En Suède et au Danemark, où les systèmes de garde d’enfants sont abondants et abordables, plus de 80% des mères ont un emploi à temps plein ou partiel. Aux États-Unis, le seul pays riche qui n’ait pas instauré de congé maternité payé obligatoire, ce taux est inférieur de dix à quinze points de pourcentage. Et il serait peut-être encore plus bas si le niveau élevé des inégalités salariales ne permettait pas à certaines familles de la classe moyenne d’employer des nounous privées à bas coût.
Quoi qu’il en soit, un système public de garde d’enfants et abordable est synonyme de dépenses publiques et d’impôts plus élevés. Cela nécessite aussi des partis politiques prêts à les soutenir. Sans surprise, ce sont avant tout les pays scandinaves, bastions historiques des politiques de gauche, qui ont investi massivement dans des politiques de garde d’enfants généreuses et des congés parentaux payés de longue durée. Des impôts plus élevés et un secteur public plus important signifie aussi plus d’emplois pour tout le monde, y compris les femmes. (...)
Dans des pays où les partis de gauche sont faibles, augmenter les impôts pour financer les systèmes de garde d’enfants est politiquement difficile.
Autre facteur entrant en compte dans le taux d’emploi des femmes : les valeurs culturelles. Les pays scandinaves défendent généralement des normes plus progressistes en matière d’égalité des sexes (...)
Dans des pays où les partis de gauche sont faibles, augmenter les impôts pour financer les systèmes de garde d’enfants est politiquement difficile. Dans ces cas-là, l’immigration peut apparaître comme une alternative moins coûteuse.

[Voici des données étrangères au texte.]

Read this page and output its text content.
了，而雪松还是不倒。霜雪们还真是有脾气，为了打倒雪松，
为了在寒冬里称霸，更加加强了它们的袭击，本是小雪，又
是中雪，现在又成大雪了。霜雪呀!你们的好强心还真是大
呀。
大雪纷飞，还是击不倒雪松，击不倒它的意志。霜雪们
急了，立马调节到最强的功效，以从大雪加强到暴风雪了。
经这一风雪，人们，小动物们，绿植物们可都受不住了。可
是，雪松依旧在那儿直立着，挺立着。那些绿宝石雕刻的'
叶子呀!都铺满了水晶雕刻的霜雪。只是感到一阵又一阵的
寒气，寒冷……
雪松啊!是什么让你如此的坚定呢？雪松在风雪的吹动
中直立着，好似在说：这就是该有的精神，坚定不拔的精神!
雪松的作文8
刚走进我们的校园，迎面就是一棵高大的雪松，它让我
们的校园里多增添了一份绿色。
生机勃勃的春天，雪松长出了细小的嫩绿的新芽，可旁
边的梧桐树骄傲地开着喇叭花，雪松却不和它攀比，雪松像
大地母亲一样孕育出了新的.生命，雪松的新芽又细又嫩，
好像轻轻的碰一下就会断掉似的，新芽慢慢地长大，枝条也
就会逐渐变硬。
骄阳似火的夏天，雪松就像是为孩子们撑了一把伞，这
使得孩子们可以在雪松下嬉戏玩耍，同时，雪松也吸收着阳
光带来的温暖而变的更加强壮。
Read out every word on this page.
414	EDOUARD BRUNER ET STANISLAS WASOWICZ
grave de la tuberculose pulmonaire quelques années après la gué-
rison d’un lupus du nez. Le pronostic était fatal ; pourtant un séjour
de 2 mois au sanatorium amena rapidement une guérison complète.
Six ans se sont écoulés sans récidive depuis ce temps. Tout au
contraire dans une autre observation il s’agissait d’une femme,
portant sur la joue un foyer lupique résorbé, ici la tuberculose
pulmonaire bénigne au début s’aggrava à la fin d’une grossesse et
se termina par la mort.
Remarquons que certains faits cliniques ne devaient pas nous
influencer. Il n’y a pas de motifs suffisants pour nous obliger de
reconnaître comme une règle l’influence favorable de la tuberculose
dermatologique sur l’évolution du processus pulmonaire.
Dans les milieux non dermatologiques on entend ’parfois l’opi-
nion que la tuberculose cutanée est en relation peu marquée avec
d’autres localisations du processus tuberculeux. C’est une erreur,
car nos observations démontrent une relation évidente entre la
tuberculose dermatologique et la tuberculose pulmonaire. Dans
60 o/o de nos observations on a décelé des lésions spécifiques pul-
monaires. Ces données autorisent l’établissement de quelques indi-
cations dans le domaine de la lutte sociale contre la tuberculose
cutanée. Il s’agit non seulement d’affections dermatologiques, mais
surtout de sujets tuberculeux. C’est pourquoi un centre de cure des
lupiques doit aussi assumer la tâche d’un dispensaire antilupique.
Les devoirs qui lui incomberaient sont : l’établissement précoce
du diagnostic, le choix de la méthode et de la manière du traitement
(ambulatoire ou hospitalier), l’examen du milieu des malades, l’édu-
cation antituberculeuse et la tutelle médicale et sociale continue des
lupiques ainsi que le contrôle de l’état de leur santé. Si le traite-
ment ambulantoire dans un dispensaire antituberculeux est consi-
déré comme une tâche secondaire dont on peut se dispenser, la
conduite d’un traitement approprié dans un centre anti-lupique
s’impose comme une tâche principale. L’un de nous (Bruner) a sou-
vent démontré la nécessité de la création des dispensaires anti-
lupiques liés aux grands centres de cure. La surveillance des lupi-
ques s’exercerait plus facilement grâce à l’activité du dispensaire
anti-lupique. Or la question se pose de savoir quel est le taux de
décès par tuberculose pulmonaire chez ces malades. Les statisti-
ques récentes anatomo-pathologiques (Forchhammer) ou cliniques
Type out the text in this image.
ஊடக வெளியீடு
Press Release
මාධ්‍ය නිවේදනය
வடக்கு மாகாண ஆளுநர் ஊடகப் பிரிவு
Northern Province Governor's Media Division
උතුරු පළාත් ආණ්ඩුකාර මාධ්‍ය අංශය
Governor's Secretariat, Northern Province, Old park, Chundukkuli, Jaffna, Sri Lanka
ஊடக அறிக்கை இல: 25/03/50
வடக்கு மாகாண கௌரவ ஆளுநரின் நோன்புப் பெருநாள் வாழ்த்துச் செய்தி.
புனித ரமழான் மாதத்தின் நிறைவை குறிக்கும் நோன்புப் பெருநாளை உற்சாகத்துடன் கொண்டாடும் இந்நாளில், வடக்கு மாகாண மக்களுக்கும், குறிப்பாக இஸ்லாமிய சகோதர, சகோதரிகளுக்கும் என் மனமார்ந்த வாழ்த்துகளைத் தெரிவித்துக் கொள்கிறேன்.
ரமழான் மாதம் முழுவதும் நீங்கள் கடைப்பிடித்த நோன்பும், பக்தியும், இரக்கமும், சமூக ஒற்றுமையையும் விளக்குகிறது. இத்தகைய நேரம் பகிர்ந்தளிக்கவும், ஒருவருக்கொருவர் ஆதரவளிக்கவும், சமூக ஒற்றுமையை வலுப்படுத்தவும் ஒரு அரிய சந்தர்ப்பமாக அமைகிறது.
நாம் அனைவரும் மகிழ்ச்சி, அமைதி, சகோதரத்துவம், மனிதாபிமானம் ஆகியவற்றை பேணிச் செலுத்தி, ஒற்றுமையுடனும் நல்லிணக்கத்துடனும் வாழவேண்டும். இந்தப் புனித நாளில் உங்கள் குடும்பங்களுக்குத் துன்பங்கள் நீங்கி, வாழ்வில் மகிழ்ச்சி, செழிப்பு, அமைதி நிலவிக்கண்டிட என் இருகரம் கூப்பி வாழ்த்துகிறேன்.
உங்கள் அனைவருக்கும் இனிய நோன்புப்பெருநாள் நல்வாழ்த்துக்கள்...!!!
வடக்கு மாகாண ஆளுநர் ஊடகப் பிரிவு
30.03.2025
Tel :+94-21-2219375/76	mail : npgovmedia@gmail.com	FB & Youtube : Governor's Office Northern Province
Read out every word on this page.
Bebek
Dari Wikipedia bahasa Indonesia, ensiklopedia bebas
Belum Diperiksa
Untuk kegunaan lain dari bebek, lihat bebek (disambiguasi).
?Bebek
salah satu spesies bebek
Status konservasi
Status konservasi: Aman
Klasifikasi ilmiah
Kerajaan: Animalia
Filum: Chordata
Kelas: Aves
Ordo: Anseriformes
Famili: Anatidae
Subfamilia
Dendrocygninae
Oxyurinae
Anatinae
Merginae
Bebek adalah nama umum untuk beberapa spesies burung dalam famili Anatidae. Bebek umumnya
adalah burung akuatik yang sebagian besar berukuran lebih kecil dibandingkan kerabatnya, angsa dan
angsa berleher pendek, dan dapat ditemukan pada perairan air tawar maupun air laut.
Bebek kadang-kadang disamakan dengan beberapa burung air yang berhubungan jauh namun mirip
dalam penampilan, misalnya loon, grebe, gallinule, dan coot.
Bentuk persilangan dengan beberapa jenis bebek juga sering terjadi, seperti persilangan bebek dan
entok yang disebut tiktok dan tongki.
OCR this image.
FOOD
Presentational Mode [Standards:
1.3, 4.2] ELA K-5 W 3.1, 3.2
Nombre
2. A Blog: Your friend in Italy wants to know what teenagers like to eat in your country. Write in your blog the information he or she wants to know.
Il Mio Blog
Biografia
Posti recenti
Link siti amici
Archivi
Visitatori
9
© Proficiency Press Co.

Importer des personnes actives de l’étranger peut permettre d’augmenter la masse salariale sans réaliser les investissements publics massifs nécessaires pour encourager l’emploi des femmes. Les personnes ne bénéficiant pas de la citoyenneté sont moins exigeantes en termes de services, et elles n’ont pas le poids politique nécessaire pour se mobiliser et les réclamer.(...)
Importer de la main-d’œuvre migrante était bien commode : cela permettait d’augmenter le nombre de personnes actives à bas prix, tout en maintenant la famille traditionnelle.(...)
Alternative risquée
Le fait que certains pays aient historiquement préféré l’immigration et d’autres favorisé le travail des femmes ne signifie pas que les deux soient impossibles à concilier. En fait, à la fois le travail des femmes et la part des personnes immigrées dans la main-d’œuvre n’ont cessé d’augmenter aux cours des dernières décennies, en Europe comme en Amérique du Nord. Ce qui est vraiment dangereux, c’est de ne choisir aucune des deux options.
Le Japon se retrouve par exemple depuis quelques dizaines d’années devant un grave problème démographique et économique, à mesure que sa population vieillit et qu’il lutte pour sortir d’une longue période de stagnation économique.
Le gouvernement s’est montré réticent à ouvrir les portes aux migrations, alors même que l’environnement de travail et les structures familiales rendent très difficile le travail des femmes, même si leur participation à la main-d’œuvre a beaucoup augmenté ces dernières années.
Le Japon semble vouloir régler son problème de pénurie de main-d’œuvre en pariant sur son remplacement par des robots et les nouvelles technologies. Nul ne pourra dire si le pari s’est avéré payant avant de nombreuses années, mais étant donné que la plupart des nouveaux emplois s’inscrivent dans des services où la mécanisation est compliquée (comme les soins aux personnes âgées), la voie promet d’être semée d’obstacle.